Emma Watson has been struggling with fame for more than half of her young life. As Hermione Granger in the Harry Potter films, she experienced worldwide stardom before most little girls had given up their dolls. She has walked red carpets, graced the cover of Vogue and become a millionaire many times over, but has also had her private life splashed all over the papers, been harassed by paparazzi and had every stage of her adolescence scrutinised. And all by the tender age of 23.
“How do we feel about celebrity culture and obsession? How do we feel about the fact there is no privacy, not just for celebrities but for everyone? How do we feel about social media taking over the world in this way?” she frowns.
All of these questions are addressed in her upcoming film The Bling Ring, in which the oft-publicity shy actress plays a fame- and fashion-obsessed Californian teenager who, together with her friends, breaks into the homes of celebrities and steals designer clothes, shoes and jewellery. It’s a tale of our times and based on the true story of a gang of teenagers who targeted and robbed the homes of celebrities in the Hollywood Hills – a crime spree that lasted nearly a year, with luxury goods worth $3 million stolen.
“These kids took obsession with celebrity to a completely crazy level,” she says. “You can Google anyone and find out everything about them, for example you can see where people live. With this film, Sofia [Coppola, the writer/director] makes you think about the underbelly of all of that and about an industry that is so often over glamorised, sensationalised and scrutinised.”
One of the targets of the gang’s glamorous crime spree was the Bling Queen herself, Paris Hilton, who makes a cameo appearance in the movie, and gave Coppola and her crew permission to film at her home.
For Watson – who says, “I’ve got about eight pairs of shoes and that’s it” – stepping into Hilton’s vast walk-in wardrobes, stacked with hundreds of pairs of designer shoes, racks of dresses and boxes overflowing with expensive trinkets, was like entering an upmarket department store.
“It’s almost like consumerism as a form of kleptomania,” she says. “She could never wear all of those clothes and half of them were brand new and still had the price tag on.
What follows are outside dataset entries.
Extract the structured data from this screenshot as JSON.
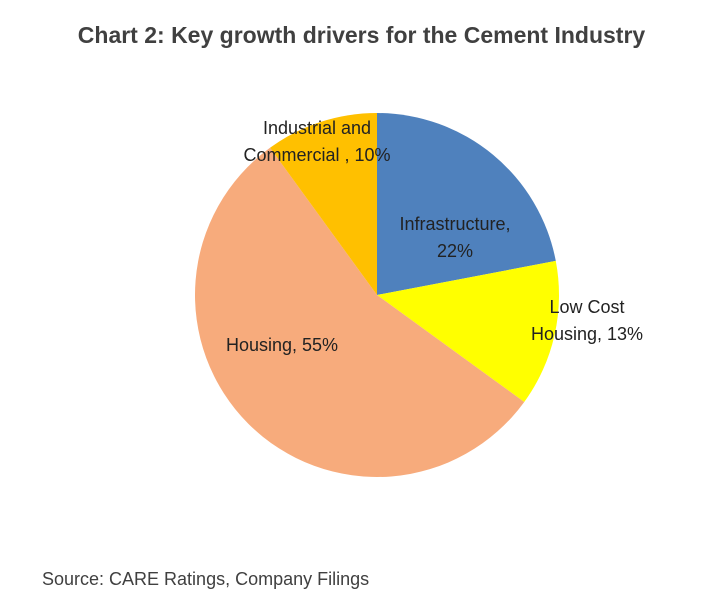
{
  "chart_data": {
    "type": "pie",
    "title": "Chart 2: Key growth drivers for the Cement Industry",
    "source": "Source: CARE Ratings, Company Filings",
    "start_angle": "12 o'clock, clockwise",
    "slices": [
      {
        "label_lines": [
          "Infrastructure,",
          "22%"
        ],
        "name": "Infrastructure",
        "value": 22,
        "color": "#4f81bd"
      },
      {
        "label_lines": [
          "Low Cost",
          "Housing, 13%"
        ],
        "name": "Low Cost Housing",
        "value": 13,
        "color": "#ffff00"
      },
      {
        "label_lines": [
          "Housing, 55%"
        ],
        "name": "Housing",
        "value": 55,
        "color": "#f7ab7c"
      },
      {
        "label_lines": [
          "Industrial and",
          "Commercial , 10%"
        ],
        "name": "Industrial and Commercial",
        "value": 10,
        "color": "#ffc000"
      }
    ]
  }
}
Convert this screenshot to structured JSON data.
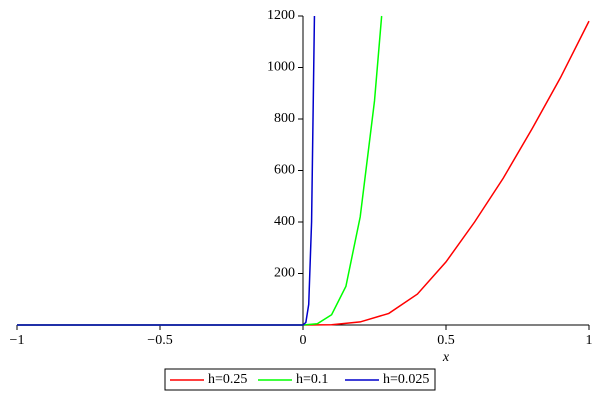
{
  "chart_data": {
    "type": "line",
    "xlabel": "x",
    "xlim": [
      -1,
      1
    ],
    "ylim": [
      0,
      1200
    ],
    "xticks": [
      {
        "value": -1,
        "label": "−1"
      },
      {
        "value": -0.5,
        "label": "−0.5"
      },
      0,
      0.5,
      1
    ],
    "yticks": [
      200,
      400,
      600,
      800,
      1000,
      1200
    ],
    "series": [
      {
        "name": "h=0.25",
        "color": "#ff0000",
        "x": [
          -1,
          0,
          0.1,
          0.2,
          0.3,
          0.4,
          0.5,
          0.6,
          0.7,
          0.8,
          0.9,
          1
        ],
        "values": [
          0,
          0,
          1,
          12,
          45,
          120,
          245,
          400,
          570,
          760,
          960,
          1180
        ]
      },
      {
        "name": "h=0.1",
        "color": "#00ff00",
        "x": [
          -1,
          0,
          0.05,
          0.1,
          0.15,
          0.2,
          0.25,
          0.275
        ],
        "values": [
          0,
          0,
          5,
          40,
          150,
          420,
          870,
          1200
        ]
      },
      {
        "name": "h=0.025",
        "color": "#0000cc",
        "x": [
          -1,
          0,
          0.01,
          0.02,
          0.03,
          0.04
        ],
        "values": [
          0,
          0,
          10,
          80,
          400,
          1200
        ]
      }
    ]
  }
}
But I suppose she just bought them to have them. We’ve all bought things on impulse, but that’s an entirely different thing.”
While the likes of the Hiltons and the Kardashians court publicity at every turn, Watson is apparently still racked with nerves just stepping out onto a red carpet.
“I still get very nervous about red carpets,” she smiles. “I couldn’t get to sleep after the Cannes premiere of the film because I was trying to come down from the adrenaline. It’s just not normal to have people yelling at you at the top of their lungs. It is almost like playing another role and I think that’s how I get through it. I think deep down it makes everyone feel uncomfortable and to a certain extent you just have to get used to it.”
Since the last Harry Potter film, 2011’s Deathly Hallows: Part 2, Watson’s been taking an English literature degree at Brown University in the US, interrupting her studies to make films, including The Perks of Being a Wallflower, The Bling Ring (released in cinemas on Friday 5 July) and the biblical epic Noah, which is due out next year.
“Every year or so, a set of articles comes out saying, ‘Oh, she’s quitting university’ or ‘Oh, she’s going back again.’ To be clear, if I’m 30 and I’m still getting credits towards my degree, that’s fine. I’m not in any rush to get it. One of the reasons I chose Brown is that it doesn’t require you to study in a certain period of time or in a certain location. You put things together yourself. So I did two terms at Oxford and I might study in New York and get some courses there and put them towards my degree.
“I’ve always juggled my education with working and I’ve always really liked the balance of that. I’ve always liked being able to go and do a film and then take a break and use my brain and do something different. I hope one day to do a Masters. But I’m just going to keep gently moving towards it and I’m not in any particular rush.”
Despite the fame and the fortune, Watson clearly has no intention of giving herself over to the role of Hollywood starlet permanently.
“There’s a whole new definition to celebrity now,” she says. “And I think that’s why you see a lot of actors blanching at being associated with that word ‘celebrity’ because it’s become something that isn’t really associated with having a craft or having a trade or having a job or working hard for something.
“But it’s easy for me to sound like a total hypocrite talking about celebrity and consumerism because, of course, I’m dressed in designer clothes right now.”